Ipek Ozkardeskaya, senior analyst at Swissquote Bank, also told Reuters the US approval alone may have limited impact on Nvidia’s business in China unless it is allowed to export other chip lines such as Blackwell or Rubin.
Meanwhile, according to a report released on Sunday by the non-partisan think tank, the Institute for Progress (IFP), the H200 would be almost six times as powerful as the H20.
The Blackwell chip now in use by US AI firms is about 1.5 times faster than H200 chips for training AI systems, the IFP said, and five times faster for inferencing work where AI models are put to use. Nvidia’s own research has suggested Blackwell chips are 10 times faster than H200 chips for some tasks.
Can Chinese chips compete with the H200?
For Chinese regulators mulling the extent of domestic access to the H200, a key concern could also be that the country’s chipmakers are yet to produce an AI semiconductor of the same efficiency.
Chinese chips have, so far, only managed to match Nvidia’s H20 in performance. The most advanced chip from Chinese suppliers is Huawei’s Ascend 910C, which lags significantly behind the H200 in computing power and memory bandwidth, according to the IFP report.
The 910C delivers total processing performance (TPP) of 12,032, compared with the H200’s 15,840, and has memory bandwidth of 3.2 terabytes per second versus the H200’s 4.8 TB/s.
Other domestic players offer less competitive products. Cambricon’s top chip, the Siyuan 590, and Hygon’s BW1000 both trail Huawei’s 910C in performance.
Furthermore, Nvidia’s dominance also stems from its CUDA software platform, which developers have long relied on to build AI models. Switching to domestic chips would require Chinese developers to rewrite code and retrain on new platforms, a costly and time-consuming process.
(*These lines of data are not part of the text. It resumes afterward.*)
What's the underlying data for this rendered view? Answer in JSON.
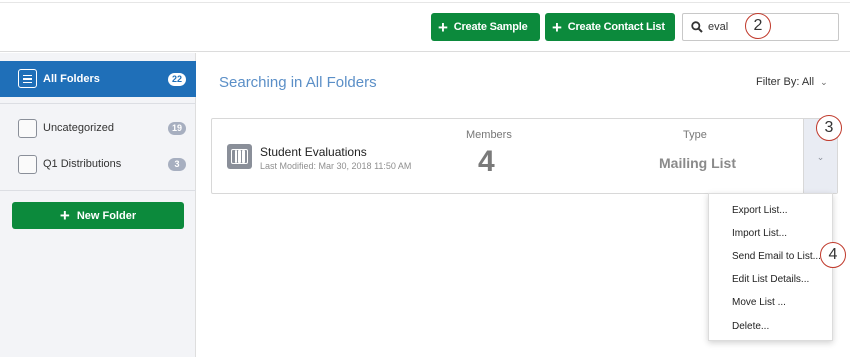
{
  "header": {
    "create_sample": "Create Sample",
    "create_contact_list": "Create Contact List",
    "search_value": "eval"
  },
  "callouts": [
    "2",
    "3",
    "4"
  ],
  "sidebar": {
    "active": {
      "label": "All Folders",
      "count": "22"
    },
    "items": [
      {
        "label": "Uncategorized",
        "count": "19"
      },
      {
        "label": "Q1 Distributions",
        "count": "3"
      }
    ],
    "new_folder": "New Folder"
  },
  "main": {
    "title": "Searching in All Folders",
    "filter": "Filter By: All",
    "card": {
      "name": "Student Evaluations",
      "modified": "Last Modified: Mar 30, 2018 11:50 AM",
      "members_label": "Members",
      "members_value": "4",
      "type_label": "Type",
      "type_value": "Mailing List"
    }
  },
  "menu": {
    "items": [
      "Export List...",
      "Import List...",
      "Send Email to List...",
      "Edit List Details...",
      "Move List ...",
      "Delete..."
    ]
  },
  "colors": {
    "brand_green": "#0c8a3c",
    "active_blue": "#1f6fb8",
    "title_blue": "#5b8fc7",
    "callout_red": "#c0392b"
  }
}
Despite domestic chips outperforming the H20 in raw computing power, Chinese internet companies still prefer Nvidia’s offering due to the lack of a mature domestic alternative to CUDA.
Huawei’s past struggles in meeting domestic demand — resulting partly from being cut-off from the most advanced chipmaking technology – has also made domestic Chinese chips comparatively less appealing.
Despite those concerns, however, China’s chip industry has seen robust growth so far this year. Chinese chipmakers are also aiming to triple their overall AI chip output next year.
China hawks in Washington have expressed concern that Trump’s move to green light H200 sales to China will only propel that growth.
Several Democratic US senators in a statement described Trump’s decision as a “colossal economic and national security failure” that would be a boon to China’s industry and military.
Republican Representative John Moolenaar, who chairs the House China Select Committee, said in a statement to Reuters that China would use the chips to strengthen its military capabilities and surveillance.
“Nvidia should be under no illusions – China will rip off its technology, mass-produce it themselves and seek to end Nvidia as a competitor,” he said.